Have you ever thought much about change in your marriage. I think change presents a real problem for a lot of people. The letter we talked about last week focused on how she claimed her husband had changed. He had once been warm and friendly and funny and a great listener. Now, she claims, he has become cold and condescending. She, you recall, was convinced there was no good reason for him to have changed because she was a perfect wife. Why would a man change in this way? 

Before they were married, we are told that he was a "great listener." This is a common complaint of wives. "He never listens to me anymore" or "he used to listen more" is frequently a complaint of wives. Think about it. 

When you were dating and first married, he "listened well" because he did not know anything. Your life was a mystery to him and, because he loved you, he loved hearing about your life. He learned about you and who you were and he was interested because you were interesting. 

Then you married and began to live together. You have lived together for many years. What do you talk about now? No, seriously, if you complain about his lack of interest in your conversation, then ask yourself about your conversation. 

What do you talk about? When you were young, and he was an interested listener, you talked about all kinds of things. You talked about your hobbies and your friends and your family and all manner of things. What do you talk about now?

For too many wives, especially stay at home wives, this is a real problem. What do you have to say to him? What is the substance of your conversation? You no longer live "in the world" as he does. You do not meet new people regularly. You have no boss about whom to complain. You do not deal with customers. You are not involved in major work issues. You are home all day. You watch children and you watch TV and you surf the internet. What do you have to say that is interesting? Usually, you spend your time with children (who are not interesting conversationally) or with other stay at home wives. This is not the source of interesting conversation.

Are you talking just about the children? If your conversation is all about children's teachers and children's activities, he is not interested because these are not interesting subjects. They don't change much and they have no inherent interest. If, every day, he has to hear about the same children doing the same things, why should he care? 

If he works at any kind of a decent job, his work is much more interesting than your conversation, if all you talk about is domestic stuff. He deals with problems and challenges and issues and people all day. Of course he is less interested in domestic stuff when he gets home. He is also probably really tired when he gets home.

How much of your conversation is complaining? Wives complain a  lot, without even knowing it. They want to talk about what their children aren't doing ("we need more music lessons") or what other children are doing ("how lucky they are"). They are worried about their children and want to talk about how they feel. Husbands are often expected to spend the whole evening "building up" their wife out of her worries and fears.

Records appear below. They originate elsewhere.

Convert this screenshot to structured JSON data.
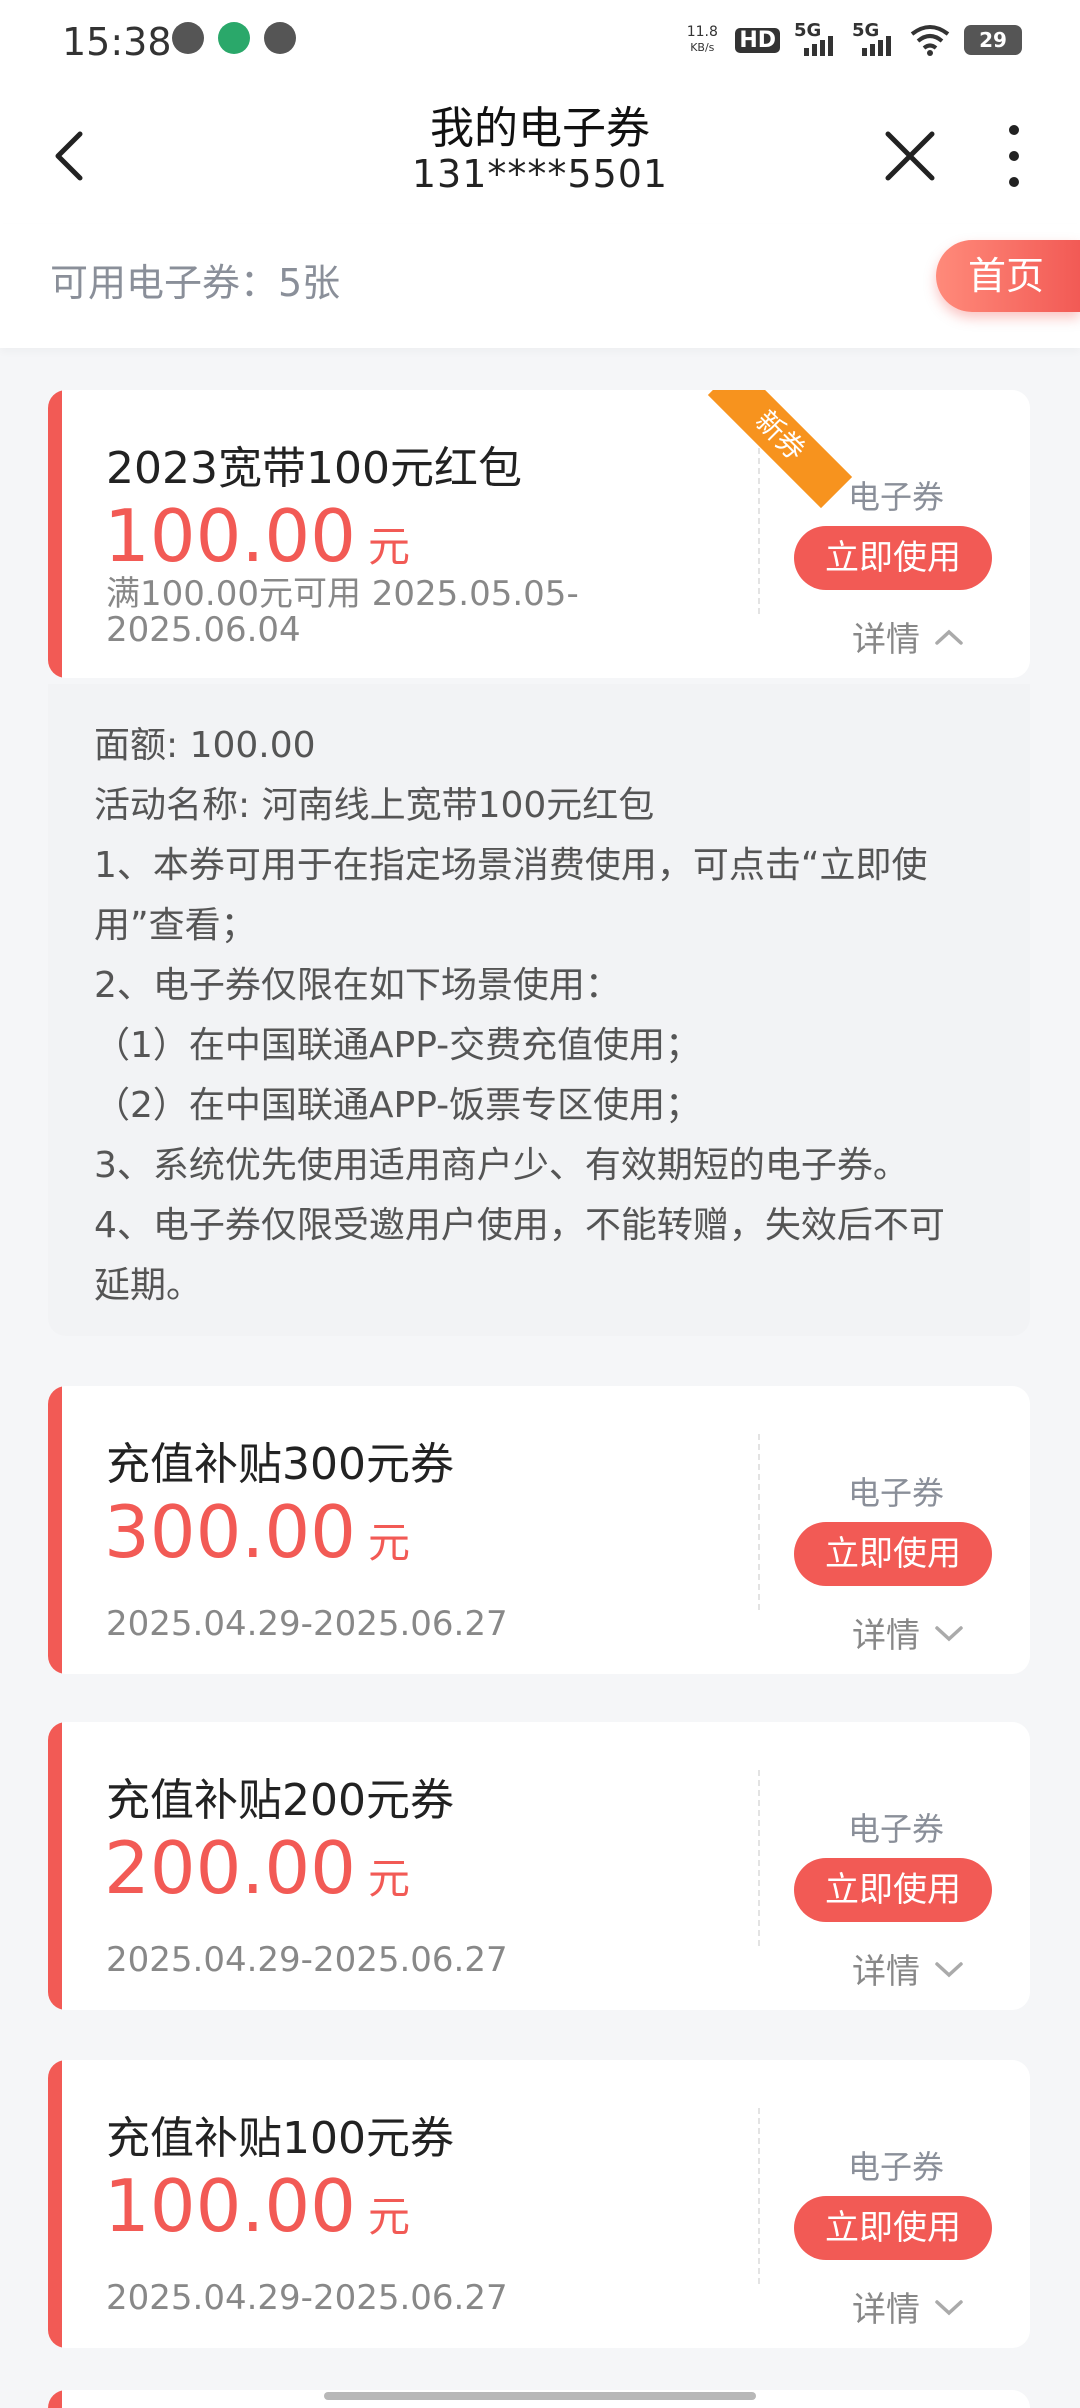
{
  "status_bar": {
    "time": "15:38",
    "net_speed_value": "11.8",
    "net_speed_unit": "KB/s",
    "hd_label": "HD",
    "sim1_label": "5G",
    "sim2_label": "5G",
    "battery": "29"
  },
  "header": {
    "title": "我的电子券",
    "phone": "131****5501"
  },
  "summary": {
    "available_text": "可用电子券：5张",
    "home_button": "首页"
  },
  "coupons": [
    {
      "name": "2023宽带100元红包",
      "amount": "100.00",
      "unit": "元",
      "validity": "满100.00元可用 2025.05.05-2025.06.04",
      "type": "电子券",
      "use_label": "立即使用",
      "detail_label": "详情",
      "expanded": true,
      "badge": "新券"
    },
    {
      "name": "充值补贴300元券",
      "amount": "300.00",
      "unit": "元",
      "validity": "2025.04.29-2025.06.27",
      "type": "电子券",
      "use_label": "立即使用",
      "detail_label": "详情",
      "expanded": false
    },
    {
      "name": "充值补贴200元券",
      "amount": "200.00",
      "unit": "元",
      "validity": "2025.04.29-2025.06.27",
      "type": "电子券",
      "use_label": "立即使用",
      "detail_label": "详情",
      "expanded": false
    },
    {
      "name": "充值补贴100元券",
      "amount": "100.00",
      "unit": "元",
      "validity": "2025.04.29-2025.06.27",
      "type": "电子券",
      "use_label": "立即使用",
      "detail_label": "详情",
      "expanded": false
    }
  ],
  "details": {
    "lines": [
      "面额: 100.00",
      "活动名称: 河南线上宽带100元红包",
      "1、本券可用于在指定场景消费使用，可点击“立即使",
      "用”查看；",
      "2、电子券仅限在如下场景使用：",
      "（1）在中国联通APP-交费充值使用；",
      "（2）在中国联通APP-饭票专区使用；",
      "3、系统优先使用适用商户少、有效期短的电子券。",
      "4、电子券仅限受邀用户使用，不能转赠，失效后不可",
      "延期。"
    ]
  },
  "colors": {
    "accent": "#f25a55",
    "badge": "#f7931e",
    "muted_text": "#8a8f99",
    "panel_bg": "#f2f3f5"
  }
}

This is wearing on a husband. 

If the husband tries to talk about his work or his life outside the family, then the wife is often uninterested. She may even be actually negative. If he talks about trouble with his boss. she worries that he will be fired. If he talks about uninteresting work, she worries about their future. He learns to keep quiet to keep her from worrying or over-reacting. 

There is an old truism in preaching and teaching: If the class is not interested, the problem is you. If I am the one speaking, it is my job to be interesting. It is not the listener's job to "be interested." I am the one speaking, so I am the one whose actions determine whether something is interesting. 

If your husband seems bored when you talk to him, ask yourself why. Maybe you are boring. Maybe he is tired. Maybe you should find a better time to talk to him. Maybe you should do something to make your conversation more interesting. Too often, women think he is obligated to be interested, that his lack of interest is his problem. It isn't. It's your problem. Telling him to be more interested is nonsense. You should be more interesting.

Am I surprised to hear that a man is less interested in his wife's conversation after 13 years? No. I would be more surprised to hear the opposite. 

If he is bored with you, then ask yourself when you became boring. Have you stopped growing intellectually (a lot of women do stop growing intellectually)? What do you have to tell him that is interesting? Are you reading anything interesting (or just junk)? Are you doing anything interesting? 

If he is not listening, it is probably because you are not interesting. Maybe the problem is you.